In all this that you say there is an immersed idea regarding the way to build knowledge, which involves time, care, affection, bodily presence.

It is that the arts are a form of knowledge. But knowledge from the arts is built in practice. And explain that to a system that has become a market for the production of indexed papers or publications that enter a pre-established way to enter a market is hard and disastrous.

The field of artistic research is relevant. If we talk about the university or school education, it is one of the few spaces whose function is to ask questions to the world and not necessarily answer. And it is one of the only or few fields that shows the error and the finding of its process. Normally, in other fields of knowledge what is shown are the successes or the good results.

But you think that ordinary viewers see it that way, they understand art as a form of knowledge.

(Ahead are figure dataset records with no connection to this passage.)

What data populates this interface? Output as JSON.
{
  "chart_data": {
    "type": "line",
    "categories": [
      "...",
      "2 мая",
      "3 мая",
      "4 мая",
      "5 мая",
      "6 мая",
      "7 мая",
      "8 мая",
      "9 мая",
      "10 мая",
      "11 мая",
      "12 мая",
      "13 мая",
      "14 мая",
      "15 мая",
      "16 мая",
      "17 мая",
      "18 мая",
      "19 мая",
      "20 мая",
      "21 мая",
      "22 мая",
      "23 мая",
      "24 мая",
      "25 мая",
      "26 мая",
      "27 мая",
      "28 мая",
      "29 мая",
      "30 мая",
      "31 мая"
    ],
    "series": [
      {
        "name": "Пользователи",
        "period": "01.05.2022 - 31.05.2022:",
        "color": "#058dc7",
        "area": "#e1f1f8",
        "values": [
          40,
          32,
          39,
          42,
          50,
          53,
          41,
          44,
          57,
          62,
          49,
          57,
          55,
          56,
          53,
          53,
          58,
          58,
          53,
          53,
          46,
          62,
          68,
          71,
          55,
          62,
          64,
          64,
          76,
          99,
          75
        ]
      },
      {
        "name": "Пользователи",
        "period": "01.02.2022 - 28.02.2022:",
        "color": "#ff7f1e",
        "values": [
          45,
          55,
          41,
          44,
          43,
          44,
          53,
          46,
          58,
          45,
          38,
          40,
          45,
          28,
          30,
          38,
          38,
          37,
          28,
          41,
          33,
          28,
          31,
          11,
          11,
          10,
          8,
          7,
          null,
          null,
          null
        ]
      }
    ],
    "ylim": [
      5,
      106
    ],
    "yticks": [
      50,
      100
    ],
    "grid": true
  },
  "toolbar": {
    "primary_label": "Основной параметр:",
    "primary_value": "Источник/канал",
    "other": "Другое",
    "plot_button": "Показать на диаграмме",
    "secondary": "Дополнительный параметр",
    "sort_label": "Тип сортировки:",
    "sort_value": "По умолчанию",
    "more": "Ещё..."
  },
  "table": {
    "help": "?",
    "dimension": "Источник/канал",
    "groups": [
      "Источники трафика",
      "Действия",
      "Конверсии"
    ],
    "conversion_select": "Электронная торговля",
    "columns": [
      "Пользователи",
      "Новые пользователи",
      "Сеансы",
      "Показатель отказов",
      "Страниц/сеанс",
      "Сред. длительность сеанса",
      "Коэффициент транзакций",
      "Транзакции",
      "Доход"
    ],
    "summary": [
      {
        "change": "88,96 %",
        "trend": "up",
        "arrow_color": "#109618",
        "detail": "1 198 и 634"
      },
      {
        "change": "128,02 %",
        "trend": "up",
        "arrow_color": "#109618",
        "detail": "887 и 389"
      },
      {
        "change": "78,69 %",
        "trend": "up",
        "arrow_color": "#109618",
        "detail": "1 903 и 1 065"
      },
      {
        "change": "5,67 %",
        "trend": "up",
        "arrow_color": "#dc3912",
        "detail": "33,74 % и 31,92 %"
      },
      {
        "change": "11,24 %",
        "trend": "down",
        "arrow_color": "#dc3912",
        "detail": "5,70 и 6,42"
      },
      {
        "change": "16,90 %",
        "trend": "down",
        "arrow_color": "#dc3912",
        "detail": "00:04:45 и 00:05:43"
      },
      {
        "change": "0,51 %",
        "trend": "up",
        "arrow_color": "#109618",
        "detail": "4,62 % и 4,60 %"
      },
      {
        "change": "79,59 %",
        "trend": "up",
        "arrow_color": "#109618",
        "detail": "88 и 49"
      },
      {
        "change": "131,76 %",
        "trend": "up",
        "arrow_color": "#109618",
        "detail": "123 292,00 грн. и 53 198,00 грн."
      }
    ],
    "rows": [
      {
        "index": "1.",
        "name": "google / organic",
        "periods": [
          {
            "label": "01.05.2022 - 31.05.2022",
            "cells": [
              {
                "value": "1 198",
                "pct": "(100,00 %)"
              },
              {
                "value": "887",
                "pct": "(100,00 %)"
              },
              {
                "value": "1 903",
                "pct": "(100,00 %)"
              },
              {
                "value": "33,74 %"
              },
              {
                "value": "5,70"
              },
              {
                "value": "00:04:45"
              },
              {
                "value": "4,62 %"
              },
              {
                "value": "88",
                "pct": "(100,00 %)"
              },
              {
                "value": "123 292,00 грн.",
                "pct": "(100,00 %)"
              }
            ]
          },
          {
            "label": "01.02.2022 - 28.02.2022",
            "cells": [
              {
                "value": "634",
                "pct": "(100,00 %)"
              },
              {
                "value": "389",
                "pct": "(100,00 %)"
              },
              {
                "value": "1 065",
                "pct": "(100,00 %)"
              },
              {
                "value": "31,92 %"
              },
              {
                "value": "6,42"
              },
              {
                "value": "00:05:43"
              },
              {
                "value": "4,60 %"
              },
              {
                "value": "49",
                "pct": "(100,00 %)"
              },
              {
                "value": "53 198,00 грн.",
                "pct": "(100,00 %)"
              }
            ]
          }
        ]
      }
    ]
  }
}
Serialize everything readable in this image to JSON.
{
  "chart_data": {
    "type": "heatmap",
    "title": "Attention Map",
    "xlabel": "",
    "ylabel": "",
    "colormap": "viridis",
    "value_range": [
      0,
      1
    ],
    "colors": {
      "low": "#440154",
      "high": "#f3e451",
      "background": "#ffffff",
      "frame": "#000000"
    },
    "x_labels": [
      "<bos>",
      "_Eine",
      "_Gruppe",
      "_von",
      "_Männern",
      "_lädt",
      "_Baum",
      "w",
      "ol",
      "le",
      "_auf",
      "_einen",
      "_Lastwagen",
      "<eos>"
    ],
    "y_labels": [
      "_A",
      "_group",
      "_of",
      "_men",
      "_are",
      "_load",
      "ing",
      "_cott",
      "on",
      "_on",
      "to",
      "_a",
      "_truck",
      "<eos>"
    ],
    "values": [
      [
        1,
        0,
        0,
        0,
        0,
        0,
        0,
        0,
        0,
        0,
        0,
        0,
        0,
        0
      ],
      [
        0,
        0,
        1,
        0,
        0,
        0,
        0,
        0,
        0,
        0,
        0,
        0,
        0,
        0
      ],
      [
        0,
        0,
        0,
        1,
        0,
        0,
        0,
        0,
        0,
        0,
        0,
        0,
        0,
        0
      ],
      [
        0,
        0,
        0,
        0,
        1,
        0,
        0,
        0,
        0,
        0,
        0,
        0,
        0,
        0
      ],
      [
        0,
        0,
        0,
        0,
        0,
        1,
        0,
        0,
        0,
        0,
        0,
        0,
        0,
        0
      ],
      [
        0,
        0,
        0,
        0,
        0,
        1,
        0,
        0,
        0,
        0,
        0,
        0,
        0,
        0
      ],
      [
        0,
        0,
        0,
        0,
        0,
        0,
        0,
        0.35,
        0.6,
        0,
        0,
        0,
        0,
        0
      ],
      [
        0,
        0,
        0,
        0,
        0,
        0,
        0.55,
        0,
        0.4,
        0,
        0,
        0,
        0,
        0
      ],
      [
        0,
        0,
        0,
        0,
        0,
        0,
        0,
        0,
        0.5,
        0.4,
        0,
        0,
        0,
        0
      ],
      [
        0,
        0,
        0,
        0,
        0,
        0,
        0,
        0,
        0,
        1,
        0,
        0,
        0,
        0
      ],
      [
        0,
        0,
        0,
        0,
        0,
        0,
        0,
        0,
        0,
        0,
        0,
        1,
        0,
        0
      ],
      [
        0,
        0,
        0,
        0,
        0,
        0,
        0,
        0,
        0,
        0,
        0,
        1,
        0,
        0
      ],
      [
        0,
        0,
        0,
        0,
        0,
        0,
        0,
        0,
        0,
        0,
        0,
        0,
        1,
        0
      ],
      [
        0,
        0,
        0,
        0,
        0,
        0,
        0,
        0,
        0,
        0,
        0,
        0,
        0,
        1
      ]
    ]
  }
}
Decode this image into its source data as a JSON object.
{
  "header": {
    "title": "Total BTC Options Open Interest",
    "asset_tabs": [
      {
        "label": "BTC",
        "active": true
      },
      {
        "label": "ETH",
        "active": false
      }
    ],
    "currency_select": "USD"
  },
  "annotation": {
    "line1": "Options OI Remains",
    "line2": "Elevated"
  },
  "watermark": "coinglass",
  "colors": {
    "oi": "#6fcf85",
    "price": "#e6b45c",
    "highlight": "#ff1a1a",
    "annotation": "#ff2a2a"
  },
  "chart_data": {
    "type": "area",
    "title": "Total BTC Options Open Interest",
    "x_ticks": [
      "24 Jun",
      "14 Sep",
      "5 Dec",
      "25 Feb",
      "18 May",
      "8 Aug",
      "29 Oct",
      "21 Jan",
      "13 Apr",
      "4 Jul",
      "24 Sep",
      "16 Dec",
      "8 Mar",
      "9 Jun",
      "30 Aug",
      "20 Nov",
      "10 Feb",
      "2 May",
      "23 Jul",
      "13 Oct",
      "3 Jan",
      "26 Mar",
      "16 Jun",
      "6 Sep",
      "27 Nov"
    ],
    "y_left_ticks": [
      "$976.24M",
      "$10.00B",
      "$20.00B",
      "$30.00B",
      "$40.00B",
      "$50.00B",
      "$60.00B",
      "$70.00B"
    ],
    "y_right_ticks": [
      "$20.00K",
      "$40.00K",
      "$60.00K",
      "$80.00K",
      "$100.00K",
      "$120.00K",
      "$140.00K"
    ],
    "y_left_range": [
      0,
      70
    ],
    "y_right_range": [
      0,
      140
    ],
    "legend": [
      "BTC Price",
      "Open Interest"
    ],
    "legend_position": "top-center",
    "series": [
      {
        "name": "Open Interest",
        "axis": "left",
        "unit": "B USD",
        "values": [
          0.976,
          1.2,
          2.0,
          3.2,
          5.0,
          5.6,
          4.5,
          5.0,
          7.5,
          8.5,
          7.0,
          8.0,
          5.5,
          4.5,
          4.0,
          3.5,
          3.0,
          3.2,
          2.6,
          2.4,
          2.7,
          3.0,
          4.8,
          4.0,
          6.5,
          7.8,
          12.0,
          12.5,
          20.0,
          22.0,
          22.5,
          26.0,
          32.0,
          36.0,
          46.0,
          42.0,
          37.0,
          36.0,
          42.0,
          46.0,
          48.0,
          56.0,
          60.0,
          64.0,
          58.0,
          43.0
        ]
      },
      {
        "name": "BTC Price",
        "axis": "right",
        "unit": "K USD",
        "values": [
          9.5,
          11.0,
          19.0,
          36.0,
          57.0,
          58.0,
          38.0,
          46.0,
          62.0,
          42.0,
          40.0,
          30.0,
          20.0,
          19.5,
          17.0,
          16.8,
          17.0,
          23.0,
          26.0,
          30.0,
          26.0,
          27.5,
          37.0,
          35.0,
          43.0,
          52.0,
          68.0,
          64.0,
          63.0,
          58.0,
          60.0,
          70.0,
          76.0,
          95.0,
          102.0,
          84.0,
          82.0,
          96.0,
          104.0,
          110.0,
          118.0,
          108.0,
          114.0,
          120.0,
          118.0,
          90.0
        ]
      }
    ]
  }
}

If formal education, hours of philosophy, and art are taken away, it is more difficult for it to happen. In addition, several cultural institutions have a deficiency, they have become mausoleums of objects, rather than schools of mutual learning. Furthermore, one should not even try to make other people – the public – understand what one wants to say. What one has to try is for these other people and ourselves to ask questions about this dialogue in common. Because if we want to teach or think that the other understood, we are still thinking we have the truth. We are small contributions to expand or allow other possible worlds.

In that sense, that education we were talking about at the beginning would still be needed to achieve an effective critical reading of what is seen. Photography, much more than the other visual arts, carries with it this effect of truth or reality. Many times whoever sees the photograph believes that there is no greater manipulation in what he sees.

Dismantling is not so difficult with a pedagogy of images or visualities. The problem is that the power structures don’t want that. There are no approaches to visuality in schools, although it is fundamental. There is a Chilean philosopher named Andrea Soto who has just released a book that I recommend, The performativity of images (Editorial Metales Pesados, 2020). One of her thesis is that there is no overabundance of images, but rather a kind of saturation of identical images. That is why it is so important to create new images that effectively speak of the invisible, of the unseen. I agree with her because one always talks about everyone being a photographer and indeed the technology of the telephone has generated that we all take photos. But when you look at those images and put them side by side, they are the same, they are replicas, representations of an individual capitalist system.

The images reflect our way of looking at the world and it is super complicated because sometimes you see that condition of the corporality of the frame or the way of looking that replicates a terrible system. Many times they ask me if one can talk about Latin American photography, and there are many people against and many people in favor. I do believe that we must rethink our practices from our territory. That means rethinking our stories and telling new stories and the past that were not told or were told very badly.